We forget this passage. We forget that a Father disciplines his children. We forget that God can be displeased in the acts of his sons, even when he loves them and his justice is satisfied. The regeneration of a believer, and indeed the union of the believer to Christ is not the end of God’s rod and staff. This rod and staff continue to discipline his children but in love. He disciplines for it teaches us righteousness. He disciplines us to do what pleases Him.

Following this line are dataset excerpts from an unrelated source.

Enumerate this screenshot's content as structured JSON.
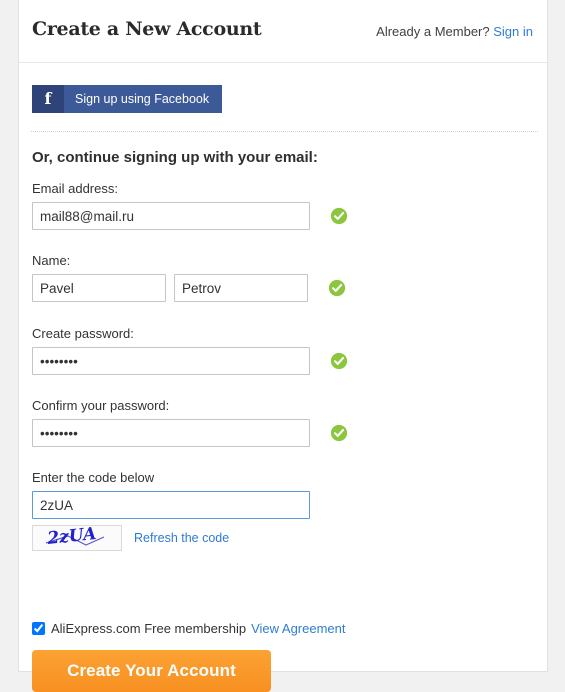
{
  "header": {
    "title": "Create a New Account",
    "member_prompt": "Already a Member?",
    "signin_label": "Sign in"
  },
  "social": {
    "facebook_icon": "facebook-f-icon",
    "facebook_glyph": "f",
    "facebook_label": "Sign up using Facebook"
  },
  "section": {
    "heading": "Or, continue signing up with your email:"
  },
  "fields": {
    "email": {
      "label": "Email address:",
      "value": "mail88@mail.ru",
      "placeholder": "",
      "valid_icon": "check-circle-icon"
    },
    "name": {
      "label": "Name:",
      "first_value": "Pavel",
      "first_placeholder": "",
      "last_value": "Petrov",
      "last_placeholder": "",
      "valid_icon": "check-circle-icon"
    },
    "password": {
      "label": "Create password:",
      "value": "••••••••",
      "placeholder": "",
      "valid_icon": "check-circle-icon"
    },
    "confirm_password": {
      "label": "Confirm your password:",
      "value": "••••••••",
      "placeholder": "",
      "valid_icon": "check-circle-icon"
    },
    "captcha": {
      "label": "Enter the code below",
      "value": "2zUA",
      "placeholder": "",
      "image_text": "2zUA",
      "refresh_label": "Refresh the code"
    }
  },
  "agreement": {
    "checked": true,
    "text": "AliExpress.com Free membership",
    "link_label": "View Agreement"
  },
  "submit": {
    "label": "Create Your Account"
  },
  "colors": {
    "facebook_blue": "#3d5a98",
    "facebook_dark": "#2e4479",
    "link_blue": "#2e7cd6",
    "valid_green": "#8cc63f",
    "submit_orange": "#f89022",
    "focus_blue": "#5b9bd5",
    "captcha_ink": "#2222cc"
  }
}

And when we worship God we do not worship a neutered God, but one for whom we have reverence and awe, and for whom we do fear to displease, for we fear to displease our Father, though when we do we remember his acceptance and the satisfaction of Christ, not to placate our passivity, but to spur us on to actively pursue God’s character and face as given in his commands, for if we love God, we will endeavor to follow his commands.